Le 15 juin 2025, Renault a annoncé la démission de Luca de Meo, directeur général depuis 2020 ; un départ programmé pour le 15 juillet 2025, au cœur d’une stratégie électrique ambitieuse.
Luca de Meo : Un stratège de l’électrique quitte Renault
Luca de Meo a incarné la renaissance traduite par la “Renaulution”, orientée vers l’électromobilité, la marge et la montée en gamme ; un positionnement confirmé par la création d’Ampère, entité dédiée aux véhicules électriques, dirigée depuis avril 2025 par Josep Maria Recasens . Sous sa direction, Renault a lancé la Renault 5 E‑Tech, produite dans l’usine ElectriCity à Douai . Comme l’exprimait De Meo en 2024 : « La Renaulution vise à faire passer Renault d’un constructeur de volumes à un acteur de valeur ».

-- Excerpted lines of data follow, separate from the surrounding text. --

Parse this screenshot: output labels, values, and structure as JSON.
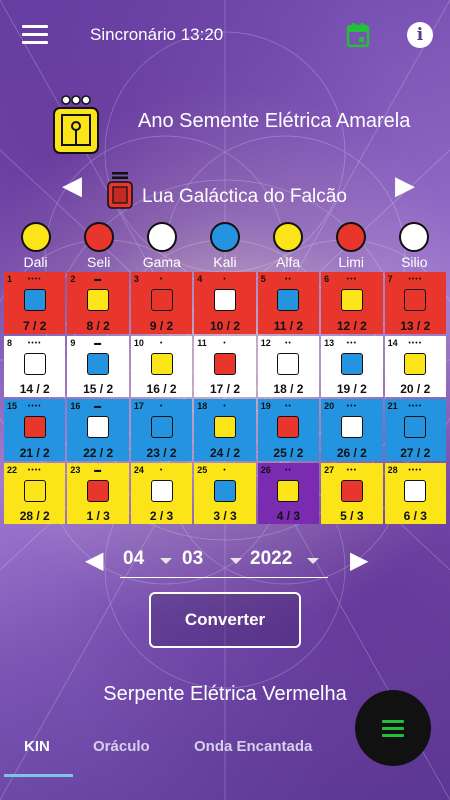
{
  "app": {
    "title": "Sincronário 13:20"
  },
  "icons": {
    "menu": "menu-icon",
    "calendar": "calendar-icon",
    "info": "info-icon",
    "info_glyph": "i",
    "prev": "chevron-left-icon",
    "next": "chevron-right-icon",
    "fab": "menu-icon"
  },
  "year": {
    "title": "Ano Semente Elétrica Amarela"
  },
  "moon": {
    "title": "Lua Galáctica do Falcão",
    "prev_glyph": "◀",
    "next_glyph": "▶"
  },
  "plasmas": [
    {
      "label": "Dali",
      "color": "#fbe417"
    },
    {
      "label": "Seli",
      "color": "#e8362d"
    },
    {
      "label": "Gama",
      "color": "#ffffff"
    },
    {
      "label": "Kali",
      "color": "#2594e0"
    },
    {
      "label": "Alfa",
      "color": "#fbe417"
    },
    {
      "label": "Limi",
      "color": "#e8362d"
    },
    {
      "label": "Silio",
      "color": "#ffffff"
    }
  ],
  "days": [
    {
      "day": "1",
      "kin": "7 / 2",
      "color": "red"
    },
    {
      "day": "2",
      "kin": "8 / 2",
      "color": "red"
    },
    {
      "day": "3",
      "kin": "9 / 2",
      "color": "red"
    },
    {
      "day": "4",
      "kin": "10 / 2",
      "color": "red"
    },
    {
      "day": "5",
      "kin": "11 / 2",
      "color": "red"
    },
    {
      "day": "6",
      "kin": "12 / 2",
      "color": "red"
    },
    {
      "day": "7",
      "kin": "13 / 2",
      "color": "red"
    },
    {
      "day": "8",
      "kin": "14 / 2",
      "color": "white"
    },
    {
      "day": "9",
      "kin": "15 / 2",
      "color": "white"
    },
    {
      "day": "10",
      "kin": "16 / 2",
      "color": "white"
    },
    {
      "day": "11",
      "kin": "17 / 2",
      "color": "white"
    },
    {
      "day": "12",
      "kin": "18 / 2",
      "color": "white"
    },
    {
      "day": "13",
      "kin": "19 / 2",
      "color": "white"
    },
    {
      "day": "14",
      "kin": "20 / 2",
      "color": "white"
    },
    {
      "day": "15",
      "kin": "21 / 2",
      "color": "blue"
    },
    {
      "day": "16",
      "kin": "22 / 2",
      "color": "blue"
    },
    {
      "day": "17",
      "kin": "23 / 2",
      "color": "blue"
    },
    {
      "day": "18",
      "kin": "24 / 2",
      "color": "blue"
    },
    {
      "day": "19",
      "kin": "25 / 2",
      "color": "blue"
    },
    {
      "day": "20",
      "kin": "26 / 2",
      "color": "blue"
    },
    {
      "day": "21",
      "kin": "27 / 2",
      "color": "blue"
    },
    {
      "day": "22",
      "kin": "28 / 2",
      "color": "yellow"
    },
    {
      "day": "23",
      "kin": "1 / 3",
      "color": "yellow"
    },
    {
      "day": "24",
      "kin": "2 / 3",
      "color": "yellow"
    },
    {
      "day": "25",
      "kin": "3 / 3",
      "color": "yellow"
    },
    {
      "day": "26",
      "kin": "4 / 3",
      "color": "purple"
    },
    {
      "day": "27",
      "kin": "5 / 3",
      "color": "yellow"
    },
    {
      "day": "28",
      "kin": "6 / 3",
      "color": "yellow"
    }
  ],
  "date": {
    "day": "04",
    "month": "03",
    "year": "2022",
    "prev_glyph": "◀",
    "next_glyph": "▶"
  },
  "convert_button": "Converter",
  "result": "Serpente Elétrica Vermelha",
  "tabs": [
    {
      "label": "KIN",
      "selected": true
    },
    {
      "label": "Oráculo",
      "selected": false
    },
    {
      "label": "Onda Encantada",
      "selected": false
    }
  ]
}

Le départ d’un PDG, quelles conséquences pour la stratégie électrique ?
Le départ de De Meo intervient dans une phase critique : le plan Futurama, prévu pour fin 2025, dépendra de la capacité du nouvel exécutif à poursuivre cette mutation. Le président du conseil, Jean‑Dominique Senard, a affirmé que « les chantiers stratégiques se poursuivront sans rupture » . Toutefois, le risque de ralentissement est réel si le successeur n’apporte pas une expertise électrique approfondie.
L’industrie automobile fait face à de nouveaux défis sous le signe de l’électrique
Forces :
- L’entité Ampère réunit près de 10 000 salariés pour promouvoir l’électrique et renforcer la chaîne de valeur .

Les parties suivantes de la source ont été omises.